California crime bills stir controversy as they work their way through legislature

Two companion California crime bills, working their way through the legislature, caused a powerful backlash from a coalition of organizations looking out for the rights of theft victims, especially when violence comes into play. 

While some say the bills try to put more minor crimes in perspective, others say perspective depends on whether you are the criminal or the victim.

Under current law, a video showing three men knocking down and robbing a man in a laundry, is a felony. But, if Senate Bills 81 and 82 are passed and signed by California's governor, many robberies would be reduced from felonies to misdemeanors, if no weapon was used and the victim was not seriously injured.

It will also allow for the automatic reduction of a felony to a misdemeanor for a person already sentenced going back for years unless victims testify again.

"Let me tell you, many people still don't know that there's an SB 82 out there," said Carl Chan of the Oakland Chinese Chamber of Commerce, who opposes it.

In fact, a coalition of law enforcement, civic, and victims right advocates, who say crimes are skyrocketing, say SB 82 is bad medicine at this time.

"As a matter of fact, in our opinion, it is a crime in and of itself," said Rev. Walter Hoye of the Frederick Douglass Foundation.

"Women, minorities and senior citizens are the most vulnerable under SB 82, which also has not considered psychological impact to the victims," said Frank Lee of the Organization for Justice & Equality. 

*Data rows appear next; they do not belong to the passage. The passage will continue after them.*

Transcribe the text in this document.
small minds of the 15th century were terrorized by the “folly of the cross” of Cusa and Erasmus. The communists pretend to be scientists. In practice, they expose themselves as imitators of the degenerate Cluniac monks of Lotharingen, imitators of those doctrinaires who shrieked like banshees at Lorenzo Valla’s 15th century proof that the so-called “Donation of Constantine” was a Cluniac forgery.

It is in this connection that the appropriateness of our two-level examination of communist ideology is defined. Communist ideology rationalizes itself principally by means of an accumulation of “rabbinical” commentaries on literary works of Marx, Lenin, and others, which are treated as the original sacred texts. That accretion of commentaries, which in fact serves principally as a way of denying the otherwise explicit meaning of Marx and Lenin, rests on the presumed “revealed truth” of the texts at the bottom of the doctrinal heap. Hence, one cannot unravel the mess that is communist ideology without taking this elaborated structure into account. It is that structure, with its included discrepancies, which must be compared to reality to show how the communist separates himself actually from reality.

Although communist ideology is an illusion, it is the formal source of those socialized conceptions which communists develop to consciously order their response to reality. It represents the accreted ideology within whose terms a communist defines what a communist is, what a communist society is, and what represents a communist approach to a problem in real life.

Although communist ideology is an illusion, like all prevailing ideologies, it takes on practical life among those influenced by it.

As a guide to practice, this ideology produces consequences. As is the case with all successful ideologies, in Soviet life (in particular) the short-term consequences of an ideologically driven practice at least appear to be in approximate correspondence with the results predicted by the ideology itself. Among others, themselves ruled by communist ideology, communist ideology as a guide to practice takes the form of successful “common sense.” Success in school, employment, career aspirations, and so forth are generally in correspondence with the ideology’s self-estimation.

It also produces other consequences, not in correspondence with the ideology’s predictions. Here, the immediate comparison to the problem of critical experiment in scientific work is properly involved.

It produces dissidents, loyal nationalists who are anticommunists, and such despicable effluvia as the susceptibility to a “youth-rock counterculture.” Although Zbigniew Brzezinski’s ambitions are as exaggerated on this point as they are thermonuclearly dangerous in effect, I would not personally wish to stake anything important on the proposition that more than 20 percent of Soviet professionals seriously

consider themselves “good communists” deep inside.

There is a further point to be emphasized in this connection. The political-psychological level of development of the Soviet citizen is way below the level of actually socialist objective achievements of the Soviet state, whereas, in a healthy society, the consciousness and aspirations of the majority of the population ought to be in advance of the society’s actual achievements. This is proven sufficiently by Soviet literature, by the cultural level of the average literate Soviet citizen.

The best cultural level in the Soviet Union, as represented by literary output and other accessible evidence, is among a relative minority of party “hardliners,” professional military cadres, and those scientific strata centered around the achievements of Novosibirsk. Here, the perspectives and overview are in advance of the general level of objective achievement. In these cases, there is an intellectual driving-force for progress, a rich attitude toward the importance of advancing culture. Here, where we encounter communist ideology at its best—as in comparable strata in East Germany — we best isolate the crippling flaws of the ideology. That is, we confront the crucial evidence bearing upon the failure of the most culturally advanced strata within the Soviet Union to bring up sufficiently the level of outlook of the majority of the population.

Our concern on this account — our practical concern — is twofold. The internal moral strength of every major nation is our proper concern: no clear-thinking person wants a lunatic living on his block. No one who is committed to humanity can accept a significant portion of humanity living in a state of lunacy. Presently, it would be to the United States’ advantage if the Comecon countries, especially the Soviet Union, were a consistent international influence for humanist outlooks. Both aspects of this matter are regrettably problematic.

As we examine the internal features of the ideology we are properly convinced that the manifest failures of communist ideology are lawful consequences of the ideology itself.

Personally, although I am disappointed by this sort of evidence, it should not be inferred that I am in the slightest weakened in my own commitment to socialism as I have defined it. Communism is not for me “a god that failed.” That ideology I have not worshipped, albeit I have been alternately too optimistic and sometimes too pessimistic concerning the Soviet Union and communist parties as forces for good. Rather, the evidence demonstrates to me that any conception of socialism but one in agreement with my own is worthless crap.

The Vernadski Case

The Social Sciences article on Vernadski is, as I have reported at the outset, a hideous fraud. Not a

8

"And, as we all know, there's been a surge of violent attacks and robberies targeting elderly Asian victims and that's ballooning out of control in the Bay Area," said Annie Esposito of Asian American Prosecutors Association.

Proponents say, four out of five California prisoners are serving enhanced sentences that require extra prison time; sometimes longer than the crime itself. Proponents also say such enhanced sentences are applied disproportionately to people of color or disabled.

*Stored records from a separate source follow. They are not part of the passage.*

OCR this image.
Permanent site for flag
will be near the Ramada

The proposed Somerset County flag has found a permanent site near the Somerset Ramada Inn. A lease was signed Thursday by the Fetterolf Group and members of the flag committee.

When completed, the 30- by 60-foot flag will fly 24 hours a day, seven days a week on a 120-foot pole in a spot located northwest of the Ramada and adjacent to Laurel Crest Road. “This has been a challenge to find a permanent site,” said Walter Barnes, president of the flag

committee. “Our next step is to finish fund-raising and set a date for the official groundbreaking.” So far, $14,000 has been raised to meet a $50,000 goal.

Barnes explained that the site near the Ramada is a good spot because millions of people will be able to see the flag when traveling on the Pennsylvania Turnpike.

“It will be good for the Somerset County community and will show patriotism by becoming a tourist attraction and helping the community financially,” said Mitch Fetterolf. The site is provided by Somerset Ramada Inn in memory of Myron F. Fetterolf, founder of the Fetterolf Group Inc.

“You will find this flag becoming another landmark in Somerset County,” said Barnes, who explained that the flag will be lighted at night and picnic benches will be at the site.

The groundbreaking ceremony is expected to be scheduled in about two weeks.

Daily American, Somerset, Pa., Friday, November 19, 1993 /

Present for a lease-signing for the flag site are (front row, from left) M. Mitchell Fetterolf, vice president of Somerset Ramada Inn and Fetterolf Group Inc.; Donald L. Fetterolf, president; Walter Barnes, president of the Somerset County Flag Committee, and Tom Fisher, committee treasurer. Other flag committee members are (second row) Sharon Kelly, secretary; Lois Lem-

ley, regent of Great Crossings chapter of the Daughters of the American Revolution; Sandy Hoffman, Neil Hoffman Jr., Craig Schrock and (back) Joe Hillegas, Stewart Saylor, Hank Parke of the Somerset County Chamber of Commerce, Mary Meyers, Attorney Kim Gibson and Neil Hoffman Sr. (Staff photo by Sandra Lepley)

But, the fact is people of color, disabled and elderly are often victims too. "Senate Bill 82 will encourage more robberies to occur and create a dangerous environment that puts all of California in danger," said Citrus Heights Police Chief Ron Lawrence.

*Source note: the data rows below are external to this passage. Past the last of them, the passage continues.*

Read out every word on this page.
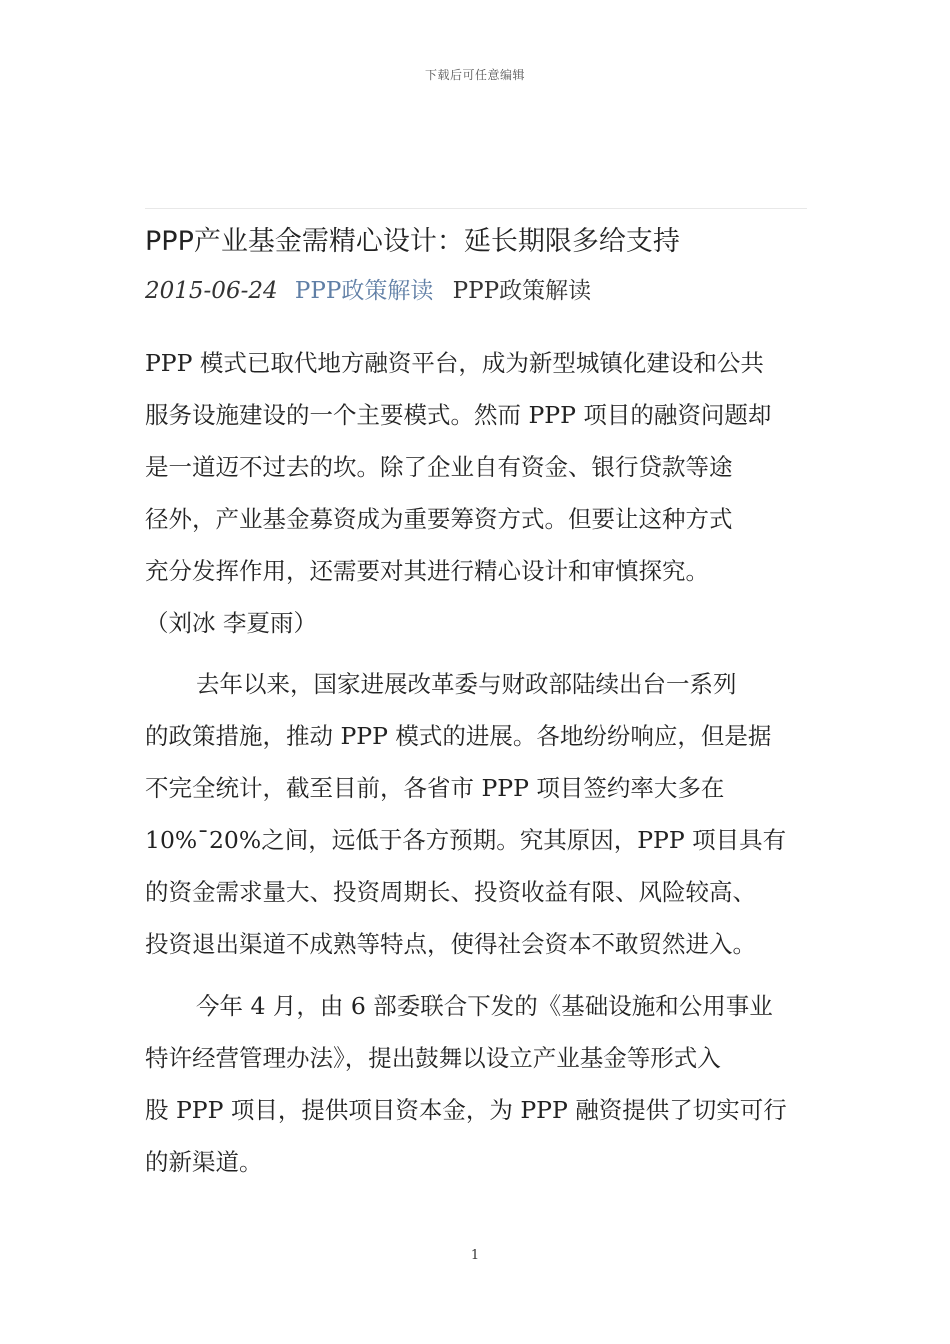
下载后可任意编辑
PPP产业基金需精心设计：延长期限多给支持
2015-06-24 PPP政策解读 PPP政策解读
PPP 模式已取代地方融资平台，成为新型城镇化建设和公共
服务设施建设的一个主要模式。然而 PPP 项目的融资问题却
是一道迈不过去的坎。除了企业自有资金、银行贷款等途
径外，产业基金募资成为重要筹资方式。但要让这种方式
充分发挥作用，还需要对其进行精心设计和审慎探究。
（刘冰 李夏雨）
去年以来，国家进展改革委与财政部陆续出台一系列
的政策措施，推动 PPP 模式的进展。各地纷纷响应，但是据
不完全统计，截至目前，各省市 PPP 项目签约率大多在
10%¯20%之间，远低于各方预期。究其原因，PPP 项目具有
的资金需求量大、投资周期长、投资收益有限、风险较高、
投资退出渠道不成熟等特点，使得社会资本不敢贸然进入。
今年 4 月，由 6 部委联合下发的《基础设施和公用事业
特许经营管理办法》，提出鼓舞以设立产业基金等形式入
股 PPP 项目，提供项目资本金，为 PPP 融资提供了切实可行
的新渠道。
1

"Ask the victim of a violent crime who has had themselves put in fear of their life, if they consider robbery to be petty," said Verne Pierson of the California District Attorney's Association.

"Can you imagine your mother, your sister, your brother, your aunt, your uncle, your child or yourself having to go through that and a state or an elected official telling you that that's non-violent?" said Patricia Wenskunas of Crime Survivors. Inc.

The bill's author, Berkeley state Senator Nancy Skinner, said, "SB 82 would not result in lesser or different treatment of a violent crime or a hate crime. The purpose of SB 82 is simple: to clarify state law so that nonviolent cases of theft are not charged as violent felonies."